German police arrest 22 in neo-Nazi internet raid
German police said on Wednesday they had arrested 22 people suspected of spreading neo-Nazi ideology in a major swoop against far-right internet radio station Widerstand-Radio (Resistance Radio).
In an operation involving some 270 officers, police raided 22 premises across 10 of Germany's 16 states, confiscating numerous computers and telephones, the Federal Crime Office (BKA) said in a statement.
The station could be heard worldwide around the clock, and operated from a server based in the United States, the BKA said. Listeners to the site would register via a false name and address in the western German city of Dortmund, it added.
"(The) investigations are a strong hint to people running other extreme-right internet radio stations that dissemination of songs with extreme-right wing and xenophobic lyrics, even on the internet, will be pursued," said BKA head Joerg Ziercke.
A further person, who was not arrested on Wednesday, brought the number of suspects to 23, a BKA spokeswoman said. Aged between 20 and 37, the suspects were all German, she added.

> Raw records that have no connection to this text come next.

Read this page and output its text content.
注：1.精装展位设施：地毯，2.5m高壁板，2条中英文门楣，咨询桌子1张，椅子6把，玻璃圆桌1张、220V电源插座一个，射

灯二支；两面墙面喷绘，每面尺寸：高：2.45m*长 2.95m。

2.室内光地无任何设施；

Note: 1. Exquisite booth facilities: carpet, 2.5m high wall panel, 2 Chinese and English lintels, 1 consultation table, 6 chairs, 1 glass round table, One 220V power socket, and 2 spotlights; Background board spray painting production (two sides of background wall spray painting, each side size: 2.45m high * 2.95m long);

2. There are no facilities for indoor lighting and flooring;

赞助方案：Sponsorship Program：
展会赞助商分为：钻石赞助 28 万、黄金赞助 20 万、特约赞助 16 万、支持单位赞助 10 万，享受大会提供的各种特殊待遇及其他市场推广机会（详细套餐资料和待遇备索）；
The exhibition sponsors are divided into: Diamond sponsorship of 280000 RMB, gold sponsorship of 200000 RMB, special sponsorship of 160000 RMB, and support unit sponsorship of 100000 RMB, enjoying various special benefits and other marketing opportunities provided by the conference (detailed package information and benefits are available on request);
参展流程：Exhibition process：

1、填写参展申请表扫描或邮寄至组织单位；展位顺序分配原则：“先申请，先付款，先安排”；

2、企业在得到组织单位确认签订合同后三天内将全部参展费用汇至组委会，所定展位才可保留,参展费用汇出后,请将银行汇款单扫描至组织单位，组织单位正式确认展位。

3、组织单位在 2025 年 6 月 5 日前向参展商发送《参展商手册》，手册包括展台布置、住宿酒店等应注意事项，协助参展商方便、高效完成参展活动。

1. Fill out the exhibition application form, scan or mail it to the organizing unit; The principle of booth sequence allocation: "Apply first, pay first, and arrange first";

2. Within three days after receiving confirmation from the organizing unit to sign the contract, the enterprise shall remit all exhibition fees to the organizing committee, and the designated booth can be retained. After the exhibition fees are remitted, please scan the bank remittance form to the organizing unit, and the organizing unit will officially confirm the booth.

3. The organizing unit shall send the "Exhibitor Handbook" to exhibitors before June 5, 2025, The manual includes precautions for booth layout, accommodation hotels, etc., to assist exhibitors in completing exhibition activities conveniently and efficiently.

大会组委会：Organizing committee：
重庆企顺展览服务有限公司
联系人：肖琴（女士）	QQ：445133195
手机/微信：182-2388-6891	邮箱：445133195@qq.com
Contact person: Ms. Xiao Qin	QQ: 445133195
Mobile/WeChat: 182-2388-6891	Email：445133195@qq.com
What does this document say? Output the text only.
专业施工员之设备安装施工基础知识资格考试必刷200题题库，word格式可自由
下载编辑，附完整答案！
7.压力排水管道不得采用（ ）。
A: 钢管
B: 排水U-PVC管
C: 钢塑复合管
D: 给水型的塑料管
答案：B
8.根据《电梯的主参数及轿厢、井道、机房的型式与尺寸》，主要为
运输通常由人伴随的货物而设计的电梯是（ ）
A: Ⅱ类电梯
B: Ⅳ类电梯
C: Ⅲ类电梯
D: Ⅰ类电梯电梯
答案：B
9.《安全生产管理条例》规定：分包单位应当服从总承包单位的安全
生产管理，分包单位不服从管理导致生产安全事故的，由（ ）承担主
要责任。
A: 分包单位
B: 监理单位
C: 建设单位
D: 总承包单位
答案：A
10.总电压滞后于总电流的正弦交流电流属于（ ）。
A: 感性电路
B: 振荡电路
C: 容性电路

State prosecutors in the western city of Koblenz are investigating the 23 on suspicion of forming a criminal organization, inciting racial hatred and other crimes, the BKA said.
The website of the radio station had apparently had around 135,000 hits since last year, Ziercke said.
In October, the BKA said the number of people in Germany with the potential to carry out far-right violence had almost doubled since the 1990s to around 9,000 in 2009.